I'd like to make a revision to one of my previous posts. I seem to have inaccurately measured a couple of gates.
14.7 - 15.4 (.7) --> 14.6 - 15.4 (.8)
17.2 - 19 (1.8) --> 17.7 - 18.6 (.9)
I don't know what happened there, but I guess it never hurts to double-check your measurements. In this particular case, the error contributed to my thinking, mistakenly, that the last number of the combination was 18. How embarrassing.
This leaves no gate that really jumps out at you, at least not based on gate width alone. They are all in the .7 - .9 range. Let's look at those gates again:
1.1 - 2
4.5 - 5.2
7.8 - 8.5
11.1 - 11.9
14.7 - 15.4
17.7 - 18.6
21 - 31.8
24.3 - 25.1
27.6 - 28.5
31 - 31.7
34.3 - 35.1
37.8 - 38.7
If we eliminate all those ranges that do not contain both an integer and at least .3 dial increments on each side of that integer (figuring the manufacturer would only use integers and would have those integers reasonably well centered in the gates), we are left with a much shorter list:
14.6 - 15.4
27.6 - 28.5
So let's look at how those two gates compare to others, looking for uneven placement of gates around the dial. It's easiest to group the gates by the ones digit:
Group A:
4.5 - 5.2
14.6 - 15.4 (true gate candidate A)
24.3 - 25.1
34.3 - 35.1
Group B:
7.8 - 8.5
17.7 - 18.6 (true gate candidate B)
27.6 - 28.5
37.8 - 38.7
Notice that candidate A is somewhat clockwise of where it seems to belong in the pattern. Candidate B, on the other hand, fits in pretty well with the pattern.

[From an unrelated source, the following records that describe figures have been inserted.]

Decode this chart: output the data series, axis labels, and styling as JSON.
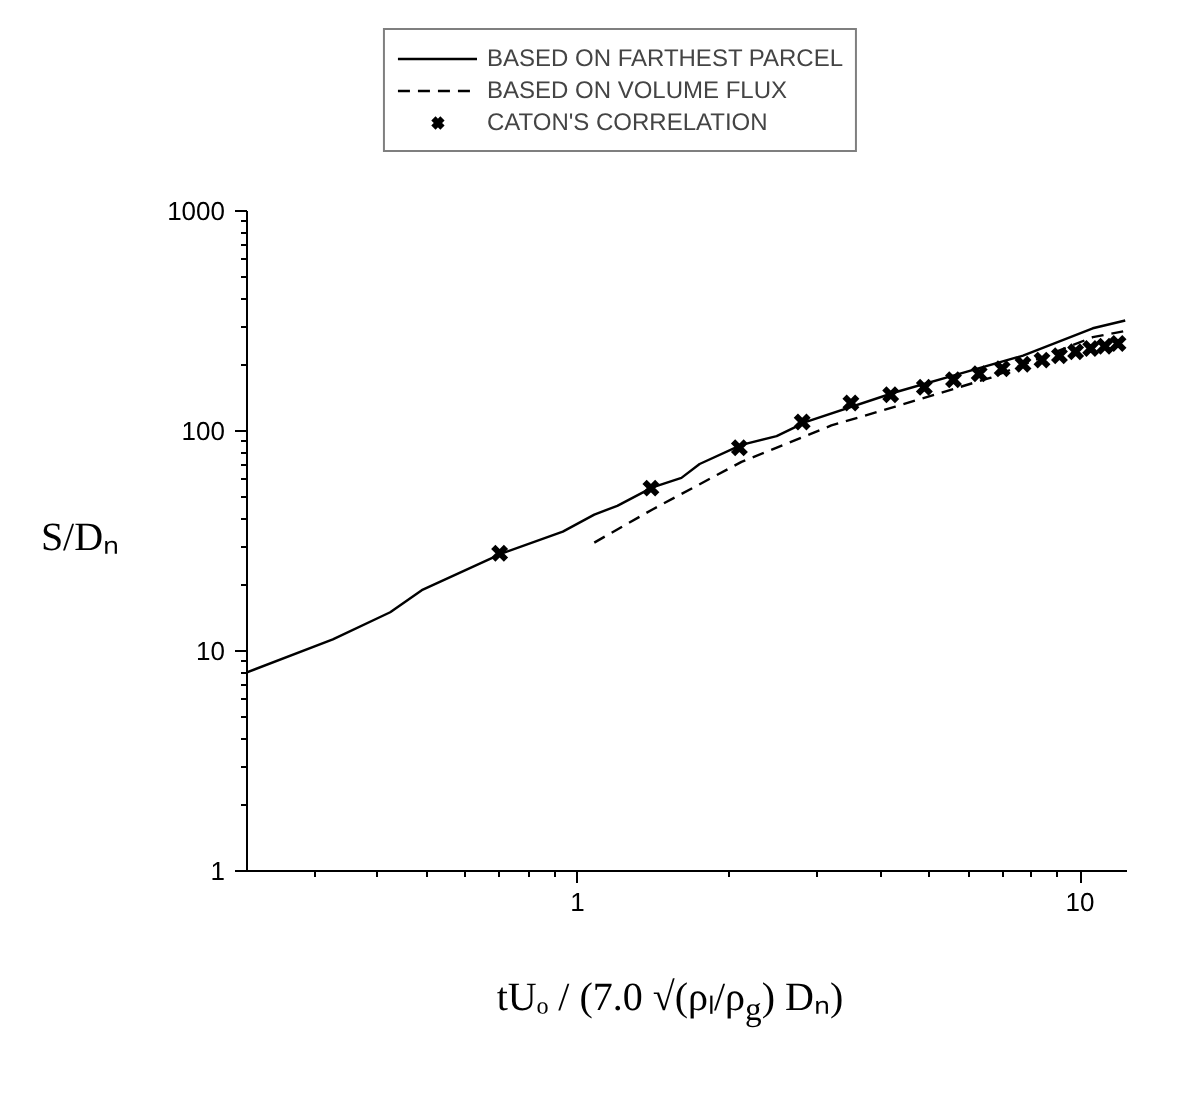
{
  "chart_data": {
    "type": "line",
    "xlabel": "tUₒ / (7.0 √(ρₗ/ρ$_{g}$) Dₙ)",
    "ylabel": "S/Dₙ",
    "log": "xy",
    "xlim": [
      0.22,
      12.4
    ],
    "ylim": [
      1,
      1000
    ],
    "xticks": [
      1,
      10
    ],
    "yticks": [
      1,
      10,
      100,
      1000
    ],
    "grid": false,
    "legend": "top",
    "series": [
      {
        "name": "BASED ON FARTHEST PARCEL",
        "color": "#000000",
        "line_style": "solid",
        "marker": "none",
        "x": [
          0.22,
          0.326,
          0.424,
          0.49,
          0.708,
          0.935,
          1.08,
          1.2,
          1.41,
          1.61,
          1.75,
          2.12,
          2.49,
          2.85,
          4.29,
          5.75,
          7.7,
          10.6,
          12.3
        ],
        "values": [
          8.0,
          11.3,
          15.0,
          18.9,
          27.8,
          34.9,
          41.7,
          45.7,
          55.4,
          61.2,
          70.8,
          86.5,
          94.8,
          110,
          150,
          182,
          220,
          293,
          318
        ]
      },
      {
        "name": "BASED ON VOLUME FLUX",
        "color": "#000000",
        "line_style": "dashed",
        "marker": "none",
        "x": [
          1.08,
          1.41,
          2.12,
          3.2,
          4.29,
          6.65,
          10.6,
          12.3
        ],
        "values": [
          31.1,
          44,
          72.4,
          106,
          129,
          175,
          267,
          285
        ]
      },
      {
        "name": "CATON'S CORRELATION",
        "type": "scatter",
        "color": "#000000",
        "marker": "cross",
        "x": [
          0.7,
          1.4,
          2.1,
          2.8,
          3.5,
          4.2,
          4.9,
          5.6,
          6.3,
          7.0,
          7.7,
          8.4,
          9.1,
          9.8,
          10.5,
          11.2,
          11.9
        ],
        "values": [
          27.8,
          55,
          84,
          110,
          134,
          146,
          158,
          171,
          182,
          192,
          201,
          210,
          220,
          229,
          237,
          243,
          250
        ]
      }
    ]
  }
}
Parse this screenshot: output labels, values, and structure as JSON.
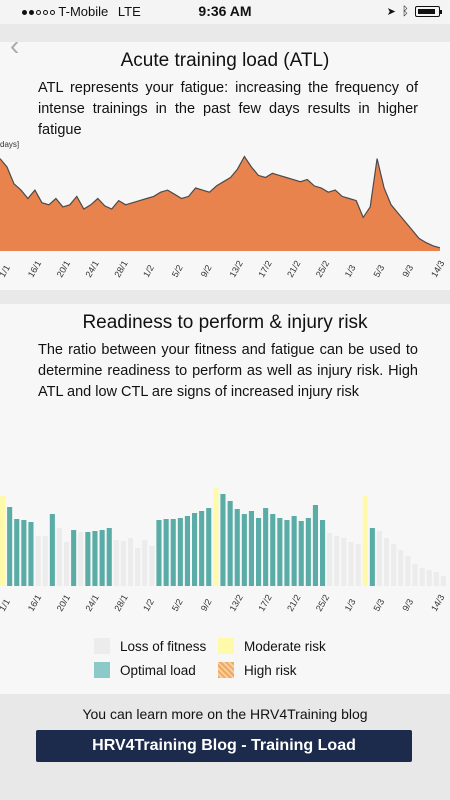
{
  "status_bar": {
    "carrier": "T-Mobile",
    "network": "LTE",
    "time": "9:36 AM"
  },
  "atl": {
    "title": "Acute training load (ATL)",
    "description": "ATL represents your fatigue: increasing the frequency of intense trainings in the past few days results in higher fatigue",
    "axis_fragment": "days]"
  },
  "readiness": {
    "title": "Readiness to perform & injury risk",
    "description": "The ratio between your fitness and fatigue can be used to determine readiness to perform as well as injury risk. High ATL and low CTL are signs of increased injury risk"
  },
  "legend": {
    "loss_of_fitness": "Loss of fitness",
    "moderate_risk": "Moderate risk",
    "optimal_load": "Optimal load",
    "high_risk": "High risk"
  },
  "colors": {
    "atl_fill": "#e8834e",
    "atl_line": "#4a4a4a",
    "optimal": "#5aaca6",
    "moderate": "#fffaaa",
    "loss": "#ececec",
    "high": "#f0a860",
    "button_bg": "#1c2b4c"
  },
  "footer": {
    "text": "You can learn more on the HRV4Training blog",
    "button_label": "HRV4Training Blog - Training Load"
  },
  "chart_data": [
    {
      "type": "area",
      "x_ticks": [
        "1/1",
        "16/1",
        "20/1",
        "24/1",
        "28/1",
        "1/2",
        "5/2",
        "9/2",
        "13/2",
        "17/2",
        "21/2",
        "25/2",
        "1/3",
        "5/3",
        "9/3",
        "14/3"
      ],
      "values": [
        88,
        80,
        64,
        58,
        50,
        58,
        46,
        44,
        50,
        42,
        44,
        52,
        40,
        44,
        50,
        43,
        40,
        48,
        44,
        46,
        48,
        50,
        52,
        56,
        58,
        54,
        50,
        52,
        60,
        58,
        56,
        62,
        66,
        70,
        78,
        90,
        80,
        72,
        70,
        74,
        72,
        70,
        68,
        66,
        68,
        62,
        60,
        56,
        58,
        52,
        50,
        48,
        32,
        42,
        88,
        60,
        44,
        36,
        28,
        20,
        12,
        8,
        5,
        3
      ],
      "ylim": [
        0,
        100
      ]
    },
    {
      "type": "bar",
      "x_ticks": [
        "1/1",
        "16/1",
        "20/1",
        "24/1",
        "28/1",
        "1/2",
        "5/2",
        "9/2",
        "13/2",
        "17/2",
        "21/2",
        "25/2",
        "1/3",
        "5/3",
        "9/3",
        "14/3"
      ],
      "values": [
        90,
        79,
        67,
        66,
        64,
        50,
        50,
        72,
        58,
        44,
        56,
        54,
        54,
        55,
        56,
        58,
        46,
        45,
        48,
        38,
        46,
        40,
        66,
        67,
        67,
        68,
        70,
        73,
        75,
        78,
        98,
        92,
        85,
        77,
        72,
        75,
        68,
        78,
        72,
        68,
        66,
        70,
        65,
        68,
        81,
        66,
        53,
        50,
        48,
        44,
        42,
        90,
        58,
        55,
        48,
        42,
        36,
        30,
        22,
        18,
        16,
        14,
        10
      ],
      "categories_state": [
        "moderate",
        "optimal",
        "optimal",
        "optimal",
        "optimal",
        "loss",
        "loss",
        "optimal",
        "loss",
        "loss",
        "optimal",
        "loss",
        "optimal",
        "optimal",
        "optimal",
        "optimal",
        "loss",
        "loss",
        "loss",
        "loss",
        "loss",
        "loss",
        "optimal",
        "optimal",
        "optimal",
        "optimal",
        "optimal",
        "optimal",
        "optimal",
        "optimal",
        "moderate",
        "optimal",
        "optimal",
        "optimal",
        "optimal",
        "optimal",
        "optimal",
        "optimal",
        "optimal",
        "optimal",
        "optimal",
        "optimal",
        "optimal",
        "optimal",
        "optimal",
        "optimal",
        "loss",
        "loss",
        "loss",
        "loss",
        "loss",
        "moderate",
        "optimal",
        "loss",
        "loss",
        "loss",
        "loss",
        "loss",
        "loss",
        "loss",
        "loss",
        "loss",
        "loss"
      ],
      "ylim": [
        0,
        100
      ]
    }
  ]
}
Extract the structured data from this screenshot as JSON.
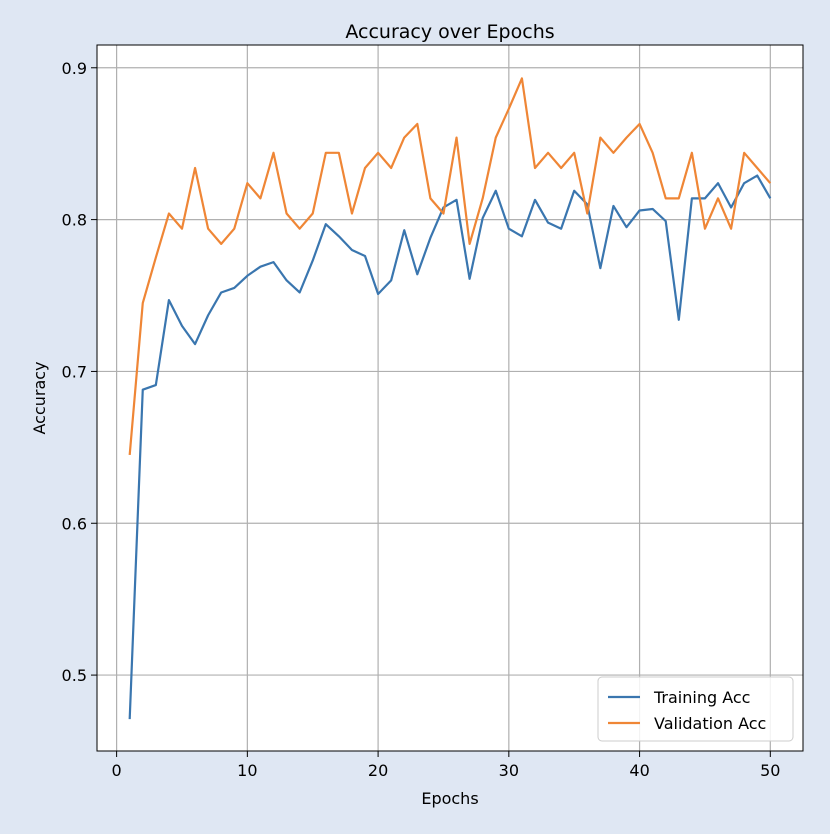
{
  "chart_data": {
    "type": "line",
    "title": "Accuracy over Epochs",
    "xlabel": "Epochs",
    "ylabel": "Accuracy",
    "xlim": [
      -1.5,
      52.5
    ],
    "ylim": [
      0.45,
      0.915
    ],
    "xticks": [
      0,
      10,
      20,
      30,
      40,
      50
    ],
    "yticks": [
      0.5,
      0.6,
      0.7,
      0.8,
      0.9
    ],
    "grid": true,
    "legend": "bottom-right",
    "x": [
      1,
      2,
      3,
      4,
      5,
      6,
      7,
      8,
      9,
      10,
      11,
      12,
      13,
      14,
      15,
      16,
      17,
      18,
      19,
      20,
      21,
      22,
      23,
      24,
      25,
      26,
      27,
      28,
      29,
      30,
      31,
      32,
      33,
      34,
      35,
      36,
      37,
      38,
      39,
      40,
      41,
      42,
      43,
      44,
      45,
      46,
      47,
      48,
      49,
      50
    ],
    "series": [
      {
        "name": "Training Acc",
        "color": "#3a76af",
        "values": [
          0.471,
          0.688,
          0.691,
          0.747,
          0.73,
          0.718,
          0.737,
          0.752,
          0.755,
          0.763,
          0.769,
          0.772,
          0.76,
          0.752,
          0.773,
          0.797,
          0.789,
          0.78,
          0.776,
          0.751,
          0.76,
          0.793,
          0.764,
          0.788,
          0.808,
          0.813,
          0.761,
          0.801,
          0.819,
          0.794,
          0.789,
          0.813,
          0.798,
          0.794,
          0.819,
          0.81,
          0.768,
          0.809,
          0.795,
          0.806,
          0.807,
          0.799,
          0.734,
          0.814,
          0.814,
          0.824,
          0.808,
          0.824,
          0.829,
          0.814
        ]
      },
      {
        "name": "Validation Acc",
        "color": "#ef8636",
        "values": [
          0.645,
          0.745,
          0.775,
          0.804,
          0.794,
          0.834,
          0.794,
          0.784,
          0.794,
          0.824,
          0.814,
          0.844,
          0.804,
          0.794,
          0.804,
          0.844,
          0.844,
          0.804,
          0.834,
          0.844,
          0.834,
          0.854,
          0.863,
          0.814,
          0.804,
          0.854,
          0.784,
          0.814,
          0.854,
          0.873,
          0.893,
          0.834,
          0.844,
          0.834,
          0.844,
          0.804,
          0.854,
          0.844,
          0.854,
          0.863,
          0.844,
          0.814,
          0.814,
          0.844,
          0.794,
          0.814,
          0.794,
          0.844,
          0.834,
          0.824
        ]
      }
    ]
  }
}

So candidate A it is! (Because of its non-uniform position in the pattern.) The third number of the combination, then, is 15. (g[3] = 15) And we go from there. The combination turned out to be 7-25-15. It would have been found rather quickly if it were not for my error.
[Note: I've found rather large true gates like what I *thought* I found here on Master "Sphero" padlocks.]